As long as you have some replacement for the autotrophic functions of plants, sure. Fungi can easily perform the structural functions of plants in building biomes.

How large could these fungi get?

As big as plants get. So, pretty much as large as you want.

What would all of the conditions involved be?

Since fungi don't perform photosynthesis, you would have to rely on bacteria / algae analogues for that, to provide the foundation to the food web. If you posit a scenario like early Earth, but in which vascular plants merely happen not to evolve, algae and bacteria will face the same kinds of competitive pressures to shade each other out for access to more light. And since they can't grow tall structures themselves, they will have to hitchhike on tall-growing fungi. Turns out, there are already extremely common examples of symbiotic relationships between fungi and bacteria and algae on earth: lichens. Earth lichens are small and slow growing, but without competition from vascular plants, they could easily fulfill all the same functions.

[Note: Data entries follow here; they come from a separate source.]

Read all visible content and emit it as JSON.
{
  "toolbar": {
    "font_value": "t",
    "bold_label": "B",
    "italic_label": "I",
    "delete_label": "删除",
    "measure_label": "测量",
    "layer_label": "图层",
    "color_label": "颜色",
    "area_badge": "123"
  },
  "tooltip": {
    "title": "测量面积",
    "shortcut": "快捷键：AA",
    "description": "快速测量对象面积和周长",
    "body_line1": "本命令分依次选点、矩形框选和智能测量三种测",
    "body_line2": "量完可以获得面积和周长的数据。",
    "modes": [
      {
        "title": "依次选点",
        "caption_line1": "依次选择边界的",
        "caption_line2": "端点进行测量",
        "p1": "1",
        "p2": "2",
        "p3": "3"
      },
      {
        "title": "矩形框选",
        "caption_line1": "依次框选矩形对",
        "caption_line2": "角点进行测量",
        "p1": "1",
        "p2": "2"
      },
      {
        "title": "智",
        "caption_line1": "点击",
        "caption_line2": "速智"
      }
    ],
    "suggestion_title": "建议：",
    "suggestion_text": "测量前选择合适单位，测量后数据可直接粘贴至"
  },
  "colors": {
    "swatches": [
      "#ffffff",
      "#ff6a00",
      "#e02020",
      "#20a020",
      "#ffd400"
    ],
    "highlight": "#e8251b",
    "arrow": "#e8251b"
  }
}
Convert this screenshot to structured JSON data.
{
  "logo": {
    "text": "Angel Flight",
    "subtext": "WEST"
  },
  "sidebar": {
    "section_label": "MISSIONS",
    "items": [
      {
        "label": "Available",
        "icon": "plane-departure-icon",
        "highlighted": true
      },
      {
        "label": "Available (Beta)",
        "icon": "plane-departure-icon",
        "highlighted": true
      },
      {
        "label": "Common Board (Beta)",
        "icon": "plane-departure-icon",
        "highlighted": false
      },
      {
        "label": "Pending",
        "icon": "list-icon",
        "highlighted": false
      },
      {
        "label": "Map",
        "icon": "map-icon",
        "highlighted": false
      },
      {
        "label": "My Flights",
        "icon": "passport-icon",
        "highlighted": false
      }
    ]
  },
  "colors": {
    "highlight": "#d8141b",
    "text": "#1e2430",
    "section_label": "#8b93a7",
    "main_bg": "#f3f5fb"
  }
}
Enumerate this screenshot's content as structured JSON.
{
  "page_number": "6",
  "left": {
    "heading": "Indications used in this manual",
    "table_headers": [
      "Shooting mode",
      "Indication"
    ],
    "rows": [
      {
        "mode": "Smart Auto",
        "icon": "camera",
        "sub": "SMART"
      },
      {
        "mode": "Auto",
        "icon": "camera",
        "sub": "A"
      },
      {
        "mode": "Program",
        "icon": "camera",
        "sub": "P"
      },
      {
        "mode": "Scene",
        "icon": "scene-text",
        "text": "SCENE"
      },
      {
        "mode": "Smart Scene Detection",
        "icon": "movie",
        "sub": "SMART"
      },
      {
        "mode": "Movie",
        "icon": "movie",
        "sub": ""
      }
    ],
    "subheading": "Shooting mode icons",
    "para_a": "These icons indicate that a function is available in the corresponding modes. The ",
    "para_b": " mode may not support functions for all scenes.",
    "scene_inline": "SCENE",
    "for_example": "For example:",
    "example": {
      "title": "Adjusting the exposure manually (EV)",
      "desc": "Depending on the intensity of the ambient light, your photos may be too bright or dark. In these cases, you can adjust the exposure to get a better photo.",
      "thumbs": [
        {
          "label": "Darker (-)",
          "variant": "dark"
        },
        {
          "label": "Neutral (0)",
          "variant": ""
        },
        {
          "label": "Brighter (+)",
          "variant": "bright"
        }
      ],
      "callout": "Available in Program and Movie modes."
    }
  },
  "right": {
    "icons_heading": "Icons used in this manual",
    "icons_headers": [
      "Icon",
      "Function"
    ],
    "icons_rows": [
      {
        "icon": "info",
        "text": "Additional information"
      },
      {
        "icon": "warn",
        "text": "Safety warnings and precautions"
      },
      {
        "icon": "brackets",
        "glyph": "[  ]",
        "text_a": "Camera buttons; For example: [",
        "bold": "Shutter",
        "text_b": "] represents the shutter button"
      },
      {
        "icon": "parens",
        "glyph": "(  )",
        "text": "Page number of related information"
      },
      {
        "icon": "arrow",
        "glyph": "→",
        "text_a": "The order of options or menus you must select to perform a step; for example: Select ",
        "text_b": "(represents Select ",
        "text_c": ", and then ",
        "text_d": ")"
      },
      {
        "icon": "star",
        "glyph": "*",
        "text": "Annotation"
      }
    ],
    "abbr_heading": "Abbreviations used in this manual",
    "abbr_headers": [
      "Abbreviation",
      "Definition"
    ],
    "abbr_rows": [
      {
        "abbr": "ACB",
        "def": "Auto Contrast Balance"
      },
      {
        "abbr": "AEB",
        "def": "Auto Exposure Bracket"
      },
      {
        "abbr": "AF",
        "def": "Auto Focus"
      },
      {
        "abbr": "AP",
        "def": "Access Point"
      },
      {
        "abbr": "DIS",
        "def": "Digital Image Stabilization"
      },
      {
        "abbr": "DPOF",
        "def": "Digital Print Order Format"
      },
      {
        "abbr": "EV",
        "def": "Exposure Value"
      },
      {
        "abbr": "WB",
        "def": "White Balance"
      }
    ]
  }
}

On Earth, plants rely on symbiosis with fungi anyway, with the plants providing the above-ground structure and feeding sugars to soil fungi, while the soil fungi extract mineral nutrients to provide to the plant. Your planet will simply shift the structural balance, with the fungal component forming the bulk of the structure and hosting photosynthetic symbiotes in its stems and leaves, rather than hosting nutrient-extraction symbiotes in its root systems.